Yen drops against dollar, euro on BoJ negative rate policy

yen

yenThe yen tumbled against the dollar and euro Friday after the Bank of Japan announced a surprise negative interest rate policy, leading to forecasts that the greenback will hit 140 yen within two years.

The dollar surged to 120.85 yen right after the BoJ move, from 118.60 yen earlier in Tokyo and 118.82 yen in New York late Thursday.

The euro rose to 131.90 yen from 129.63 yen before the decision, and from 130.00 yen in New York.
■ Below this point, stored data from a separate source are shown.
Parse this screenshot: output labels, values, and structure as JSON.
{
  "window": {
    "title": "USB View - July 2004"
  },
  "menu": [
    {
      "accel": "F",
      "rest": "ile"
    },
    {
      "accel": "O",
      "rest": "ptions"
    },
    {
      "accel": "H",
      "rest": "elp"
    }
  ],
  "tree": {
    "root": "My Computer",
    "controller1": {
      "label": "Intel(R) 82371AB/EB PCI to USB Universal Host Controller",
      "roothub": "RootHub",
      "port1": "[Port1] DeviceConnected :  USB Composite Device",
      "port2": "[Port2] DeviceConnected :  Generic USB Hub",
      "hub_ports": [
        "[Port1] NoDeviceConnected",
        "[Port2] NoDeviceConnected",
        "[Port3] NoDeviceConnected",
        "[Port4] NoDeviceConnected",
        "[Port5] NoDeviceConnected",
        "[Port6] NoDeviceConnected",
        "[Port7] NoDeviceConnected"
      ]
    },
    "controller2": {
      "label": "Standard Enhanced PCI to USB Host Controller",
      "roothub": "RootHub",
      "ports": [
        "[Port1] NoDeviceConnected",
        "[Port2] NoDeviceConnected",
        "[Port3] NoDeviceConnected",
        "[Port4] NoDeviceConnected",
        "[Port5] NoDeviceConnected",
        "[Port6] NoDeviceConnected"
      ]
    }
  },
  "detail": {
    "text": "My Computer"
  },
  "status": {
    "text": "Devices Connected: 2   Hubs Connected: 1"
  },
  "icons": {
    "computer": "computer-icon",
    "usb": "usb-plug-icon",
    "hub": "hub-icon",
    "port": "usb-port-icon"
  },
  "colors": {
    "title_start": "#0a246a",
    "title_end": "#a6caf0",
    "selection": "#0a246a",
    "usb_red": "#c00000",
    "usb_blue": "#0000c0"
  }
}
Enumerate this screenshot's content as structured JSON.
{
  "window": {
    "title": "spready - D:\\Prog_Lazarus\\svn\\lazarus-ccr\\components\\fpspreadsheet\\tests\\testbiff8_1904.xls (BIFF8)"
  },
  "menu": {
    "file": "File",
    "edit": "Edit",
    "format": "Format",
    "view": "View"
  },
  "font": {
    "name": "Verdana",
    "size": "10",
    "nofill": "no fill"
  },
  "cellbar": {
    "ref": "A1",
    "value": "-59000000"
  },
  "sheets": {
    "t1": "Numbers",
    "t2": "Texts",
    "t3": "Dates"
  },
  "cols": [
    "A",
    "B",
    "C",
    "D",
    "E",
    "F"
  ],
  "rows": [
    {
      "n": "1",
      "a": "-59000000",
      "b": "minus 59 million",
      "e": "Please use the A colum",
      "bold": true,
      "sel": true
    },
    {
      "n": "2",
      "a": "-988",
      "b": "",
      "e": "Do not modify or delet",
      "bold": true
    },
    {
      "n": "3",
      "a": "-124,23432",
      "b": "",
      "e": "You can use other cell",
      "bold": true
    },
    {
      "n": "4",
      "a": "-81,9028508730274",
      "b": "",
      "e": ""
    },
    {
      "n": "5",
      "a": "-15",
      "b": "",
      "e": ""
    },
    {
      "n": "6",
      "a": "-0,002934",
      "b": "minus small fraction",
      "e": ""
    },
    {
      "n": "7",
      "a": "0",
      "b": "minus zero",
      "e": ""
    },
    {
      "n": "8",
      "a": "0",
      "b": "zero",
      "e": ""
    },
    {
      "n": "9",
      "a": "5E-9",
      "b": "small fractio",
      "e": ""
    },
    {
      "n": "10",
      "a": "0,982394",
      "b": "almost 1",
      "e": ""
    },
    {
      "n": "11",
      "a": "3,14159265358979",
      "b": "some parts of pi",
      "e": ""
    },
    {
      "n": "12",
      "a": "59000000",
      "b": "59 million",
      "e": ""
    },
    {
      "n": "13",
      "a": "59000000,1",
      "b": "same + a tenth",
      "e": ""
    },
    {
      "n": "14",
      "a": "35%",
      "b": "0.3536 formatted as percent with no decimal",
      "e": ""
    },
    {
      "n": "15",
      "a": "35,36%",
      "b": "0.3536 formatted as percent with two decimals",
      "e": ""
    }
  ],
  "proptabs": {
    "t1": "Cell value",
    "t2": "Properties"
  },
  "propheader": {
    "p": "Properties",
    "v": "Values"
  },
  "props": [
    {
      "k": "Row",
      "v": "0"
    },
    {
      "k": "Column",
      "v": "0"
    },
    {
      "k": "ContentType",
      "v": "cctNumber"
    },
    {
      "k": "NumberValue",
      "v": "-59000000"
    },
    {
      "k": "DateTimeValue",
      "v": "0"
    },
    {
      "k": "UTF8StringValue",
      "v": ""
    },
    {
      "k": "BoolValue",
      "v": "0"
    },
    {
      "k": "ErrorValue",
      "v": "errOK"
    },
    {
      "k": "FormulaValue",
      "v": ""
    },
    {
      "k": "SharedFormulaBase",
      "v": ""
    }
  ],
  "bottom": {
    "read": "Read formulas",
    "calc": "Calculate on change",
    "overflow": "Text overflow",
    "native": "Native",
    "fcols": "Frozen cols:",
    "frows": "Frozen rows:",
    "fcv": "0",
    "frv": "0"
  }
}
The euro fetched $1.0913 against $1.0941 in New York.

The yen had surged more than two percent against the dollar this year as the volatility that has shaken global markets sent investors running for the Japanese unit, which is considered a safe bet in times of turmoil and uncertainty.

After a two-day policy meeting the central bank said in a statement it would “pursue monetary easing by making full use of possible measures… combining quantity, quality, and interest rate”.

And in a stark acknowledgement of the huge job they have in ending a years-long fight to reinvigorate the economy, the bank also cut its inflation forecasts and pushed back the timeline for reaching a two percent target.

In the statement, the BoJ also said that while Japan’s economy has continued to recover moderately, “global financial markets have been volatile against the backdrop of the further decline in crude oil prices” and other uncertainties such as the Chinese economy.

“The decision… suggests that the yen will weaken further against the dollar in coming months,” Marcel Thieliant, senior Japan economist at Capital Economics, said in a note, adding that his firm saw the dollar rising to 130 yen by the end of 2016 and to 140 yen by the end of next year.

Traders are now awaiting BoJ Governor Haruhiko Kuroda’s press conference at 3:30 pm (0630 GMT), dealers said.